We can’t prevent Mother Nature – but we can prepare for it.
With temperatures starting to slide, we’re all dreading its shift to the big W. We know what’s coming, and the potential challenges of social distancing that may make our usual coping methods harder. Plus, we may be a bit weathered from the toll it’s taken on us thus far. One of the best things you can do to face a potential challenge is to prepare for it. Start thinking about how you can adapt your routines to continue doing the things that promote your mental and physical health. Here are some tips that can help:

1. Stock up on supplies for your hobbies.

Did you become a COVID baker? Did you take up running or cycling to stay active? Make sure you have the supplies/gear you need a few months ahead of time. This could be investing in a new mixer or cookbooks, or getting some colder-weather sportswear to continue outdoor exercise. Winter doesn’t have to stop you from doing what you enjoy or staying active. So, do a bit of prep now, so you can keep the momentum going in the months ahead.

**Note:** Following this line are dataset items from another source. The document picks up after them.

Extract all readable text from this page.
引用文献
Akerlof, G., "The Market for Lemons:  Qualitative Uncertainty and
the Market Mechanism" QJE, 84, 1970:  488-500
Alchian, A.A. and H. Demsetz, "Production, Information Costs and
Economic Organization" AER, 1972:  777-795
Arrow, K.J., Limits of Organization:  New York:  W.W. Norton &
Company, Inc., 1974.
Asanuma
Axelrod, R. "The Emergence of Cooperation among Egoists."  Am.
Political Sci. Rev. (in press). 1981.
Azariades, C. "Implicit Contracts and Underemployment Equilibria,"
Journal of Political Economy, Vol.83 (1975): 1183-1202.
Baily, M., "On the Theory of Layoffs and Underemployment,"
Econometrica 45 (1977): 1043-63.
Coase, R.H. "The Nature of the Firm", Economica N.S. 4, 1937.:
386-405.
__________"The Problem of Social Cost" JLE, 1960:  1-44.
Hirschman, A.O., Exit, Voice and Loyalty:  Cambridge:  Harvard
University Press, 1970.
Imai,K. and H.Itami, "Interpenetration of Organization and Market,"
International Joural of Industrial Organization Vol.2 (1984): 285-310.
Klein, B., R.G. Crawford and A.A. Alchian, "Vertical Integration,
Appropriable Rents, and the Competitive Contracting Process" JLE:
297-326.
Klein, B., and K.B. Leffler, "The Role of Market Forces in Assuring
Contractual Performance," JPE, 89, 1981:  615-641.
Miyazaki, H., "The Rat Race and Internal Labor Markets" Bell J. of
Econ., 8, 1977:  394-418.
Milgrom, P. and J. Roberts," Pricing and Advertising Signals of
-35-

2. Stave off loneliness by staying connected.

It can be easier for us to make excuses not to see, or talk to, loved ones when we’re feeling more lethargic or down because of gloomier weather. Try to prioritize maintaining your connections with family and friends. This could be through meeting up (as rules permit), or by phone/online. This will give you have a solid support system to lean on when you are stressed or down.

3. Reflect and be flexible.

Over the summer, many of us have happily adapted to new ways of socializing and staying active – park visits, backyard BBQs, gardening, cycling a new trail. Yes, we can’t do these things when winter hits. But, we go through this every year – and every year we find ways to cope. Although we have more restrictions, think of some wonderful winter memories. What were you doing? Can you do more of that now? Are there some adaptations you need to make so you can still get to the heart of that memory, with a few little tweaks? Were there things you did early in the cooler months of the pandemic that worked well for you? Reflect on healthy coping strategies that work for you – and be adaptable to making it work despite current challenges. Try getting a few friends together for a group chat to brainstorm ideas for winter-themed events, or do some research into how to move your hobbies inside. (Indoor gardening anyone?)

4. Maintain balance.
Our health is hinged on taking care of ourselves, which includes eating balanced meals, exercising regularly, aiming for good sleep and managing stress. Keep an eye on how your routines shift in the next few weeks. Maybe you exercise less, and watch more TV. That’s ok. Pay attention to it, and try to take a few small steps to address any imbalances early on, like adding 20 to 30 minutes of exercise or yoga, or reaching for a book when you want to reach for the remote.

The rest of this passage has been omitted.